London-based South African fashion designer Sindiso Khumalo debuted her latest collection on the Design Indaba stage.
Day 3 of the Design Indaba conference was almost impossible to pick highlights from. The day began with Studio Formafantasma‘s awe-inspiring absolute dedication to and respect for the materials that they use in their products and ended with William Kentridge’s vast research into his latest large-scale work. Along the way we watched some incredible videos from Casey Neistat’s low-fi home videos to Yoni Bloch’s high tech interactive experiences, and listened to Dan Wieden’s personal chaos theory.
Wildly inspiring ‘Youtube Filmmaker’ Casey Neistat spoke about the virtue of ignorance – how not knowing how to do something can lead to new and original work or ways of working. He stressed the importance of ignorance as something to be nurtured in a creative environment rather than corrected, “When you are not taught the right way to do something, you are forced to forge your own path.” Casey has done this through making videos about what he knows, and what he cares about. Admitting to not knowing how to make a brand video for Nike, or The Secret Life of Walter Mitty, instead he took the budget for these projects to create something that completely breaks the mould, and that was ultimately successful for himself and his brand partners.
To illustrate telling stories from your own life, Casey shared a three part ‘what happens next’ video series following a surprise visit to his girlfriend in Cape Town, getting married, and having their first child together (a highlight of which was definitely hearing her South African parents over the phone when he asked for her hand in marriage.) He said, “I don’t know how to write a romantic comedy. What I know are these experiences from my life. I know how to tell my story.”
Kenyan artist Ng’endo Mukii refers to herself as a ‘documentary animator’. Yellow Fever, her thesis film at the Royal College of Art went on to win awards and acclaim across the world. In it she focusses on African women’s self-image, saying, “I am interested in the concept of skin and race, in the ideas and theories sown into our flesh that change with the arc of time. I believe that skin and the body, are often distorted into a topographical division between reality and illusion. The idea of beauty has become globalised, creating homogenous aspirations, and distorting people’s self-image across the planet.”
The film is a mixture of hand-drawn animation, computer animation, pixilation and live action. At Design Indaba Ng’endo explained her considered decision behind working in this way:
Animation can be used to emulate something that is intangible, something that is humanity. It is our soul, unlimited by the preconceptions and expectations of a ‘real’ image.

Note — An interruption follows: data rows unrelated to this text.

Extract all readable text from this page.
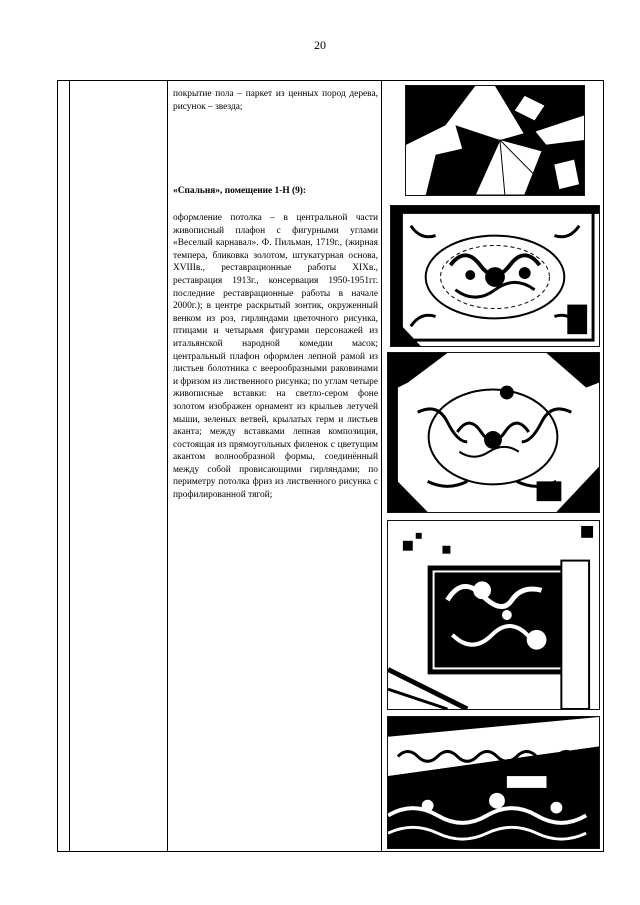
20
покрытие пола – паркет из ценных пород дерева, рисунок – звезда;
«Спальня», помещение 1-Н (9):
оформление потолка – в центральной части живописный плафон с фигурными углами «Веселый карнавал». Ф. Пильман, 1719г., (жирная темпера, бликовка золотом, штукатурная основа, XVIIIв., реставрационные работы XIXв., реставрация 1913г., консервация 1950-1951гг. последние реставрационные работы в начале 2000г.); в центре раскрытый зонтик, окруженный венком из роз, гирляндами цветочного рисунка, птицами и четырьмя фигурами персонажей из итальянской народной комедии масок; центральный плафон оформлен лепной рамой из листьев болотника с веерообразными раковинами и фризом из лиственного рисунка; по углам четыре живописные вставки: на светло-сером фоне золотом изображен орнамент из крыльев летучей мыши, зеленых ветвей, крылатых герм и листьев аканта; между вставками лепная композиция, состоящая из прямоугольных филенок с цветущим акантом волнообразной формы, соединённый между собой провисающими гирляндами; по периметру потолка фриз из лиственного рисунка с профилированной тягой;
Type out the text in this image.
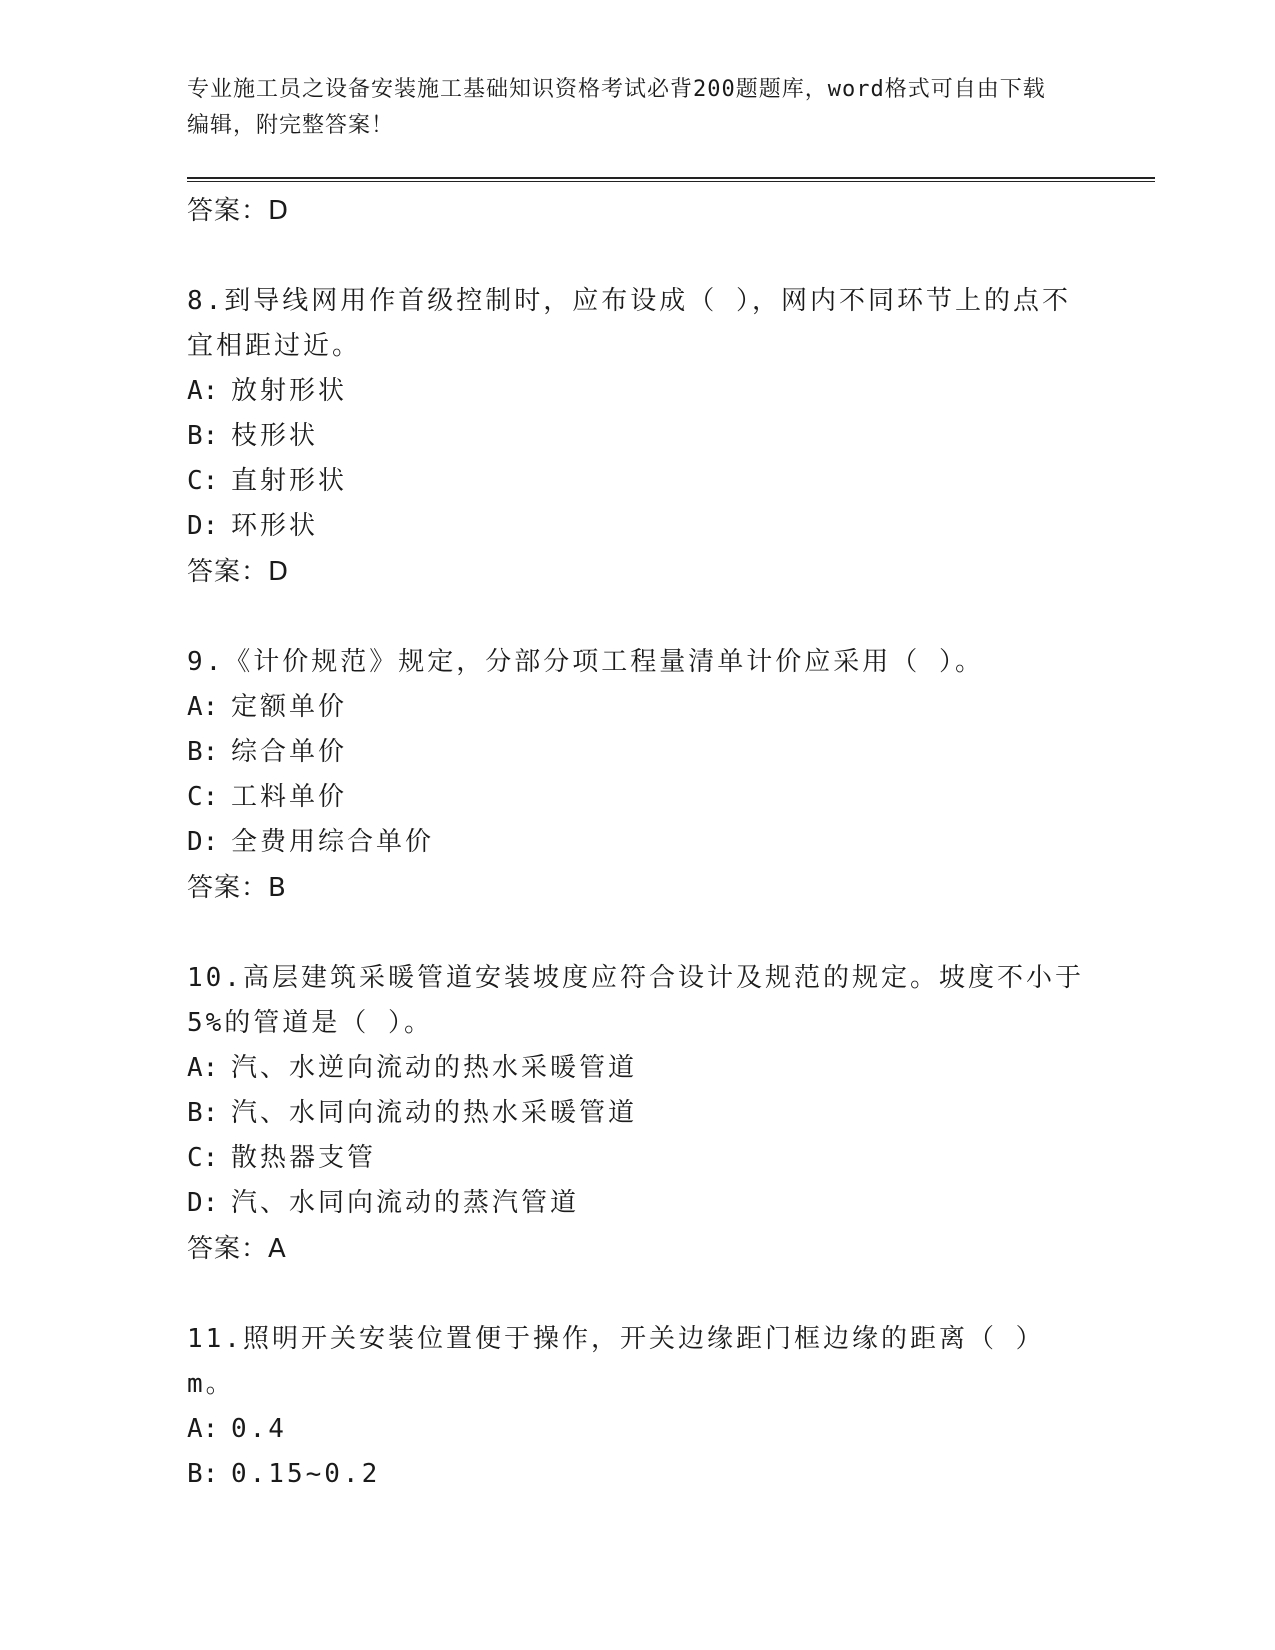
专业施工员之设备安装施工基础知识资格考试必背200题题库，word格式可自由下载编辑，附完整答案！
答案：D
8.到导线网用作首级控制时，应布设成（ ），网内不同环节上的点不宜相距过近。
A: 放射形状
B: 枝形状
C: 直射形状
D: 环形状
答案：D
9.《计价规范》规定，分部分项工程量清单计价应采用（ ）。
A: 定额单价
B: 综合单价
C: 工料单价
D: 全费用综合单价
答案：B
10.高层建筑采暖管道安装坡度应符合设计及规范的规定。坡度不小于5%的管道是（ ）。
A: 汽、水逆向流动的热水采暖管道
B: 汽、水同向流动的热水采暖管道
C: 散热器支管
D: 汽、水同向流动的蒸汽管道
答案：A
11.照明开关安装位置便于操作，开关边缘距门框边缘的距离（ ）m。
A: 0.4
B: 0.15~0.2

Endless possibilities became apparent during Interlude co-founder Yoni Bloch’s talk about the interactive video technology he developed that’s creating a totally new way of telling stories online and transforming viewers into users. Used first for music videos, Yoni showed us some of the mind-bending results that they’ve created for brands. An interactive video for clothing brand Madewell allows people to choose outfits for the models in the video to try on. It’s a fun idea, but also one that’s bringing in valuable market research for the brand. Interlude’s authoring suite ‘Treehouse’ is taking things even further making it possible for anyone to design, publish, and create their own interactive video.
Look out for ‘Possibilia’ coming soon.
Emily Oberman from Pentagram has been designing for Saturday Night Live for twenty years. At Design Indaba she shared her latest work for SNL’s 40th anniversary season and explained her thinking behind it, “For this season we wanted the open to be a love letter to New York. The city is such an important part of the show we wanted to find a way to get the logo to be part of the city.”
Emily also let us in on the making of the ‘Saturday Night Live: The Book’, an amazing collection of archived images, trivia and stories behind SNL since 1975. As with everything SNL, Emily’s team only received the copy at the last minute, and so the layouts in the book were compiled visually making for some really interesting spreads.
Honest, passionate and profound, Dan Wieden spoke about starting, growing and running the largest independent agency in the world, Wieden + Kennedy. The heart and soul of the company, he says, is ‘fail harder’. He told us that you have to be willing to fail if you’re going to do anything worthwhile. He also spoke about the importance of agency culture and how as an organisation you have to allow your team to feel empowered about who they are to produce great work. Another vital factor to retain in a creative company is chaos. He said that chaos does something that order can’t. Chaos asks stuff of you that order never will. It reveals shit that order tries to hide. It engages you. Chaos is the only thing that honestly wants you to grow. It’s the only thing that demands you make something that matters.